Ecco dove vanno a finire gli imballaggi industriali riciclati

(Marka)
(Marka)

I numeri infonderebbero entusiasmo anche nel pessimista più severo: tutti i dati del riciclo sono in crescita. Cresce la raccolta differenziata che i cittadini separano dai rifiuti, cresce la quantità di riciclo sviluppato privatamente dal settore industriale, cresce il ricorso alle materie prime rigenerate che vengono ricavate dagli scarti. Qualche numero: nel 2015 il 67% degli imballaggi usati è stato riciclato e 15 milioni di tonnellate di carta, vetro, plastica, legno e organico sono diventati 10,6 milioni di tonnellate di materie prime rigenerate.

Sono alcuni dei numeri contenuti nel rapporto «L’Italia del riciclo» realizzato dalle aziende aderenti alla Fise Unire, l’associazione delle imprese di riciclo, e dalla Fondazione per lo sviluppo sostenibile.

Eppure, a dispetto di tanti risultati positivi per l’economia e per l’ambiente (è questa la green economy), anche il pessimista trova spazio per sfogare il suo umor nero: il settore del riutilizzo degli scarti trova mille ostacoli. Subisce gli attacchi di mille nemici.

QUANTITÀ DI RIFIUTI CONFERITI
Anno: 2014. Dati in tonnellate (Fonte: Rapporto “L'Italia del Riciclo 2016”)
DOVE VANNO A FINIRE GLI IMBALLAGGI
Quote percentuali rispetto alla quantità in tonnellate di materiale conferito (Fonte: Rapporto “L'Italia del Riciclo 2016”)

Per esempio, i comitati nimby e i politici di modesta entità insorgono quando negli impianti i combustibili di qualità pessima vengono sostituiti da materiali raffinatissimi ricavati dalla frazione più selezionata dei rifiuti.
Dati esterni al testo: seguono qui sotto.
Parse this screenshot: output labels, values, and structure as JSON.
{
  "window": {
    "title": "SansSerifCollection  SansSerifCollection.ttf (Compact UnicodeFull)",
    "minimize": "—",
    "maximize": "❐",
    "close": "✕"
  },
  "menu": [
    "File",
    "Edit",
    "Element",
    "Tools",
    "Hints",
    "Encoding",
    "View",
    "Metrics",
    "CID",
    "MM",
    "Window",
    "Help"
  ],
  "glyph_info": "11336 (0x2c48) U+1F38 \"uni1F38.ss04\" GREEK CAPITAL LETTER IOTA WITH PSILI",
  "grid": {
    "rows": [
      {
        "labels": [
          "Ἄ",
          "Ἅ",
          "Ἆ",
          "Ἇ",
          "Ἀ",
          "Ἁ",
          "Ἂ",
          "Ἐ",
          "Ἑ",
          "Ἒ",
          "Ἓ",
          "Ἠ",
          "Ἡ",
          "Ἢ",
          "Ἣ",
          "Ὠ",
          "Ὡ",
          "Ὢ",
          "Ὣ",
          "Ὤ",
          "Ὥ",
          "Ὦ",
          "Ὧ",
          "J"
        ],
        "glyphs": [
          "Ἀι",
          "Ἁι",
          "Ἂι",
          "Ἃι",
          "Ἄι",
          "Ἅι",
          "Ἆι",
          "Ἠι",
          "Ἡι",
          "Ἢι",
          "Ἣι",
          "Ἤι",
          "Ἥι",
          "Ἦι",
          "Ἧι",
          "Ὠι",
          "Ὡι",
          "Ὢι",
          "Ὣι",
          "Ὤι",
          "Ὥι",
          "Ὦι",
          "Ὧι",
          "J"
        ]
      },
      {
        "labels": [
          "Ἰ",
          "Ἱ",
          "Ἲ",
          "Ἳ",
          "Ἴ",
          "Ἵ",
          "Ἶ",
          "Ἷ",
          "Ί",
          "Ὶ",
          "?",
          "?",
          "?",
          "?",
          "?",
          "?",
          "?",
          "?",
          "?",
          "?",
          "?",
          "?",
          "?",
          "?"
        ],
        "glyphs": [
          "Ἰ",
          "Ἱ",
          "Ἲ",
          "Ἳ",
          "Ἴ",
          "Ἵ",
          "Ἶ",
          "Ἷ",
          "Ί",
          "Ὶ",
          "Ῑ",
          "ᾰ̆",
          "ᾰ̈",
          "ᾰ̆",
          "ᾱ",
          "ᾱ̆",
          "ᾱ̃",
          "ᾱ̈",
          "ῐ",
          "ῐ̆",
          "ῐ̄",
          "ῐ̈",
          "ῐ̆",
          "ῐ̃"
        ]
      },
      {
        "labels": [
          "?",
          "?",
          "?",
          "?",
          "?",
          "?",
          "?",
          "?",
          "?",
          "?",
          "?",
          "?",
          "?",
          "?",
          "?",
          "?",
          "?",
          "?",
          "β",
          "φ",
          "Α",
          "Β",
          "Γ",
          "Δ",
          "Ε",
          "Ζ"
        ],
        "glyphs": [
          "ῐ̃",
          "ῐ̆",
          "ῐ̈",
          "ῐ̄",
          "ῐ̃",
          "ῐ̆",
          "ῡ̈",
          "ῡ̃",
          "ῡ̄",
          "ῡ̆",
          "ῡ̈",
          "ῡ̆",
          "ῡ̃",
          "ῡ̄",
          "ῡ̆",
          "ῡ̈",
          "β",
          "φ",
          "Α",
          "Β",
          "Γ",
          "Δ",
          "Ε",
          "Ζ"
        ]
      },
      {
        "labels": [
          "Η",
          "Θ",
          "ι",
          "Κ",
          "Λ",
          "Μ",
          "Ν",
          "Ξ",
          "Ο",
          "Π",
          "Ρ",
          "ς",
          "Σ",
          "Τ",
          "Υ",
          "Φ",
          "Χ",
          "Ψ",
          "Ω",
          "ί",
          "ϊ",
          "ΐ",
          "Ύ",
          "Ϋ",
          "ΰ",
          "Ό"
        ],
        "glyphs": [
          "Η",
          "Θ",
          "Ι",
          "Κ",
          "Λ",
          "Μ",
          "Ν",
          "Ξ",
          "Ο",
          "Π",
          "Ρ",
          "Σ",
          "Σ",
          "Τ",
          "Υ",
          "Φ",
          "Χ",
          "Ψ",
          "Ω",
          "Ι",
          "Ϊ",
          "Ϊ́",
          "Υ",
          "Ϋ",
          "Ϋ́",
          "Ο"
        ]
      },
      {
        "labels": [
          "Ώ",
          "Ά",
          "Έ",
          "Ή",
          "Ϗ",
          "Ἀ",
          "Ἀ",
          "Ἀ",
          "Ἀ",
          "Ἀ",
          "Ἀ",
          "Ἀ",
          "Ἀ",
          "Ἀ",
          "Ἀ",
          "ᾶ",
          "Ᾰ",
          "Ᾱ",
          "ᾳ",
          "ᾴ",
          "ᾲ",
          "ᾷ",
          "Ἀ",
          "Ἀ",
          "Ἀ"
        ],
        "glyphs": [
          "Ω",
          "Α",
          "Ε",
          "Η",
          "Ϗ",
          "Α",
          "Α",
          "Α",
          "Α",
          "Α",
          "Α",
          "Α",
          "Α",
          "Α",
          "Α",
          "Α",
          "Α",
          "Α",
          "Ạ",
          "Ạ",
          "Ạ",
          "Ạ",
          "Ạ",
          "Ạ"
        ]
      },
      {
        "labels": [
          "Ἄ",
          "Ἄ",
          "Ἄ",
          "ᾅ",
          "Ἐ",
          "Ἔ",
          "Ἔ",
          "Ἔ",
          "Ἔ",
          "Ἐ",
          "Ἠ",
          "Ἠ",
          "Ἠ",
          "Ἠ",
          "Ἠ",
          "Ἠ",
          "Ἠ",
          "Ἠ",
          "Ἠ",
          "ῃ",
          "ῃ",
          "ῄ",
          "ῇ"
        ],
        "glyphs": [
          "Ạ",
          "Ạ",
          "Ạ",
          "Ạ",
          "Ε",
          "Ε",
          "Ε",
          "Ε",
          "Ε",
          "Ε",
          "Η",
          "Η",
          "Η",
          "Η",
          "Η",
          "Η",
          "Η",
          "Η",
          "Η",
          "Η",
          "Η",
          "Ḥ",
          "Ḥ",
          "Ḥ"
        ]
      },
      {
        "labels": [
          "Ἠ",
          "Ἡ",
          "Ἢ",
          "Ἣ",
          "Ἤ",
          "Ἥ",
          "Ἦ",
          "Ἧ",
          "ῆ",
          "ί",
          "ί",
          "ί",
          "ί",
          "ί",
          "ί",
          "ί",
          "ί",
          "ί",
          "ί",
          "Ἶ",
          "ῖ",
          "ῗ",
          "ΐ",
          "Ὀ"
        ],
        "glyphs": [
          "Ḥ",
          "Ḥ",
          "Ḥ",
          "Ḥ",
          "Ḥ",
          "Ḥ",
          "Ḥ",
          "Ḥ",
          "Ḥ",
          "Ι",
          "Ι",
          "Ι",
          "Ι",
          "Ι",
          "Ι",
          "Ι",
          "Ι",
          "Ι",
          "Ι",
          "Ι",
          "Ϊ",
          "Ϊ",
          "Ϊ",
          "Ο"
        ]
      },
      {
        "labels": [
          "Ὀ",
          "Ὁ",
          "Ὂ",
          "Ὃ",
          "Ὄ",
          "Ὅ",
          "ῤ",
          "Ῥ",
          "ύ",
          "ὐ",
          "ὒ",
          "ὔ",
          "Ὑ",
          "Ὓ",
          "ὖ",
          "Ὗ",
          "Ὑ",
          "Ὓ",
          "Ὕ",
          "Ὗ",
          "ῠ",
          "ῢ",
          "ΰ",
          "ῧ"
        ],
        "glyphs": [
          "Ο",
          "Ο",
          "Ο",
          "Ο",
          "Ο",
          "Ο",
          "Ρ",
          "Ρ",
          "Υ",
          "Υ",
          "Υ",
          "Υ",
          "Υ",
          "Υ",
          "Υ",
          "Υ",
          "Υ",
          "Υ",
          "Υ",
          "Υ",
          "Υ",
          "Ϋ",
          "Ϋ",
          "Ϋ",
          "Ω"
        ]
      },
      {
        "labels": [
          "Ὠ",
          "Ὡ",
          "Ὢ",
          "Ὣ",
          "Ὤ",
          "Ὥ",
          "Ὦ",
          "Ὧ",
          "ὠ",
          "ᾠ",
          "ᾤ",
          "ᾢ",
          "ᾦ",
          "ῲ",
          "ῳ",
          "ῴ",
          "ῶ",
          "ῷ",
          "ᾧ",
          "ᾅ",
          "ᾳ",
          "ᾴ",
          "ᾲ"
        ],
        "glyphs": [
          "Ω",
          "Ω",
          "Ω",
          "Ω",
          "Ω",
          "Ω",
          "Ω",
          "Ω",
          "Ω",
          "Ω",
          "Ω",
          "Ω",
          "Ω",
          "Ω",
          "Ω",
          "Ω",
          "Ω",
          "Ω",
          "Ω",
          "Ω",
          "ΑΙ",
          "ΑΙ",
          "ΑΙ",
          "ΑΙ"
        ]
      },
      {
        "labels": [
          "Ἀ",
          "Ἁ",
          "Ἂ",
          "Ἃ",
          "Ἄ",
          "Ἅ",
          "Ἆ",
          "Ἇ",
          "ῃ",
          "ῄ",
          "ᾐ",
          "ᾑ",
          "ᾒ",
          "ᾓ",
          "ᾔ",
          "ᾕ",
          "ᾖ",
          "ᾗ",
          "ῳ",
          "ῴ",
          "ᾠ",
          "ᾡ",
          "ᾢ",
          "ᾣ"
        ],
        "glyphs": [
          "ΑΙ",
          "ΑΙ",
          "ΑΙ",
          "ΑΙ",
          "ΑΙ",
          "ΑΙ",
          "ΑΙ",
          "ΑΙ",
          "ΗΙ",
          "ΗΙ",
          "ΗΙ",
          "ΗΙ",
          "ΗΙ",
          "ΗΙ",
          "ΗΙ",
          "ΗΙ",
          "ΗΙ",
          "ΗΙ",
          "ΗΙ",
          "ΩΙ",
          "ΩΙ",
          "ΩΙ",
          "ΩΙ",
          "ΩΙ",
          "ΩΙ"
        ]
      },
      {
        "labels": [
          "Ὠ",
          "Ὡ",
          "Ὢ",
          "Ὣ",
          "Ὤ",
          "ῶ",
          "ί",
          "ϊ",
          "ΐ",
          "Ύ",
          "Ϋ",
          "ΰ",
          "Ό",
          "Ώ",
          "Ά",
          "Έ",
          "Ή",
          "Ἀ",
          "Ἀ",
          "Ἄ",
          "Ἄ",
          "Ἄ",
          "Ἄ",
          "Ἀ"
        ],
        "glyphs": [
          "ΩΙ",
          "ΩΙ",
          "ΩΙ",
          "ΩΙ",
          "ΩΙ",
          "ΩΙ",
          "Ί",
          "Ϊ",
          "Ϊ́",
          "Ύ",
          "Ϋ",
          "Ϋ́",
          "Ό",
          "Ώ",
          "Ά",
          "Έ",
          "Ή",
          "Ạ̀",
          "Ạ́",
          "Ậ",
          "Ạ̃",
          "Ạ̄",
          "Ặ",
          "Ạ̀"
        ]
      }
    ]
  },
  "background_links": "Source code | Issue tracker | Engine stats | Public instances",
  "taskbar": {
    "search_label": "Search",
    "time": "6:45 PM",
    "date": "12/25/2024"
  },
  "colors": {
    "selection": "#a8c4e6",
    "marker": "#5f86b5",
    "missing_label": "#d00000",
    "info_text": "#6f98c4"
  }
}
Contestazioni (e legioni di politici locali pronti a sfruttarle) si presentano per gli impianti che vogliono usare gli pneumatici usati oppure i tralci delle potature di vite oppure i combustibili selezionati Css in cementificio.

«Una vera circolarità delle risorse non è stata ancora pienamente realizzata», osserva Andrea Fluttero, presidente dell’Unire. «Le regole devono essere certe, chiare e stabili nel tempo;  servono la semplificazione complessiva del settore e la migliore definizione del sistema consortile, che deve diventare sempre più sussidiario al mercato; c’è il problema delle esportazioni e la necessità di sviluppare ricerca ed innovazione tecnologica».

Ed ecco Edo Ronchi, presidente della Fondazione per lo sviluppo sostenibile: «Le imprese italiane hanno ormai raggiunto il livello di eccellenza in Europa con il riciclo del 72% dei rifiuti speciali, ma lo stesso livello deve essere raggiunto anche nel riciclo dei rifiuti urbani (al 43%)».

Qualche dato dal rapporto Fise Unire. Nel 2015 il riciclo degli imballaggi ha registrato una crescita complessiva assai forte(+5% in termini assoluti) che conferma la capacità del settore, sia pure nell’attuale contesto di crisi economica, di intercettare e avviare a recupero quantitativi crescenti di rifiuti: 8,2 milioni di tonnellate, contro le 7,8 del 2014 e le 7,6 del 2013.

Tutte le filiere evidenziano indici in crescita, ad eccezione dell’alluminio, quello delle lattine, che vede diminuire le tonnellate raccolte (-1%) e riciclate (-4%). Si confermano le eccellenze nel tasso di riciclo di carta (80%), acciaio (73,4%), vetro (71%) e alluminio (70%), mentre registrano le percentuali di crescita più elevate i quantitativi avviati a recupero di plastica (+10%) e legno (+5%). Segnali positivi dal riciclo di pneumatici fuori uso e della frazione organica, in crescita del 5% rispetto al 2014. Da rafforzare il riciclo delle auto rottamate e delle apparecchiature elettriche ed elettroniche.